The following is the list of few contexts of the OpenCL along with its description:

  • properties: It is a list of name and its corresponding value. The name is the context property name like CL_CONTEXT_PLATFORM and this is followed by the property value. An example of the same is as follows:
    cl_context_properties props[3] =
    {
        CL_CONTEXT_PLATFORM,
        (cl_context_properties)platforms,
        0
    }; 

    One can add more property values based on the requirements of the application.

  • num_devices: It is the number of devices one wants to associate with the context. The devices pointer should have at least num_devices, cl_device_id instance
  • devices: It is a pointer to a num_devices list of cl_device_id instances, which will be associated with the context.
  • errcode_ret: The error code returned by the OpenCL implementation associated with a call to this function.
  • pfn_notify: It is a function pointer to the callback function, which an application can register. The underlying OpenCL implementation will call this function to asynchronously report errors for context creation. If set to NULL then no callback function is registered. The prototype of a callback function is as follows:
    void OpenCL_Context_Callback(const char *errinfo,const void *private_info,size_t cb, void *user_data);
  • user_data: This is the pointer to the data, which will be passed to the callback function if registered by the application. If no callback function is registered this should be set to NULL.

OpenCL command queue

The OpenCL command queue is an object where OpenCL commands are queued to be executed by the device. The command queue is created for every usable OpenCL device for kernel execution. One can have multiple command queues for different tasks in applications. This way an application developer can run tasks independently on different command queues. We will discuss about the various synchronization mechanisms using multiple command queues in Chapter 6, Events and Synchronization. The following code snippet creates a command queue and a write (clEnqueueWriteBuffer), and NDRange execution of the kernel commands are queued on to the device:

cl_command_queue command_queue = clCreateCommandQueue(context, device_list[0],
    0, &clStatus);
clStatus = clEnqueueWriteBuffer(command_queue, A_clmem, 
                   CL_TRUE, 0, 
                     VECTOR_SIZE * sizeof(float), A, 0, NULL, NULL); 
clStatus = clEnqueueNDRangeKernel(command_queue, kernel,1, NULL, &global_size,&local_size, 0, NULL, NULL);

The host program creates this command queue. The snapshot of the queue anytime shall give you the list of enqueued commands. These commands can be of data transfer, or kernel execution commands or barriers within the command queue. The host enqueues these commands to the command queue. Each command or task is associated with an OpenCL event. These events can be used as a synchronization mechanism to coordinate execution between the host and the device.

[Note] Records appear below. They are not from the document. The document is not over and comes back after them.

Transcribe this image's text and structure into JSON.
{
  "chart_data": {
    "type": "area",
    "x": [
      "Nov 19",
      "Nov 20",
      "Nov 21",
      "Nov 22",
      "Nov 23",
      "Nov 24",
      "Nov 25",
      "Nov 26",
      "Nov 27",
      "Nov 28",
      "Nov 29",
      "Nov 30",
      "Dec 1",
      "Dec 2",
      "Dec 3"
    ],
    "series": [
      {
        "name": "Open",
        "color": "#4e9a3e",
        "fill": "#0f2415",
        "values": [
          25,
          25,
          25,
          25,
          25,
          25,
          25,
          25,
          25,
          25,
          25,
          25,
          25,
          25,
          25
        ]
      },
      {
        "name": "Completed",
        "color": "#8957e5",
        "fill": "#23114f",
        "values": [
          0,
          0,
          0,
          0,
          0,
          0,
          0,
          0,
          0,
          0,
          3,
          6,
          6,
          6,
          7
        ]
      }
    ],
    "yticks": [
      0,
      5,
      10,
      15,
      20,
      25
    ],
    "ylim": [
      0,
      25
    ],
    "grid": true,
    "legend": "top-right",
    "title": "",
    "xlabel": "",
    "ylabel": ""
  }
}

There can be multiple queues associated within a context. They can dispatch commands independently and concurrently with no explicit mechanism to synchronize between them.

Queues can be in-order of the execution queues. The commands are dequeued in first in first out (FIFO) manner. Hence application can send commands to the queue and be ensured that they execute in order.

Out of order command queues are also supported by the OpenCL. The commands are issued in order, but do not wait for the previous command to complete before the next command executes. We will discuss more about this in Chapter 5, OpenCL Program and Kernel Objects.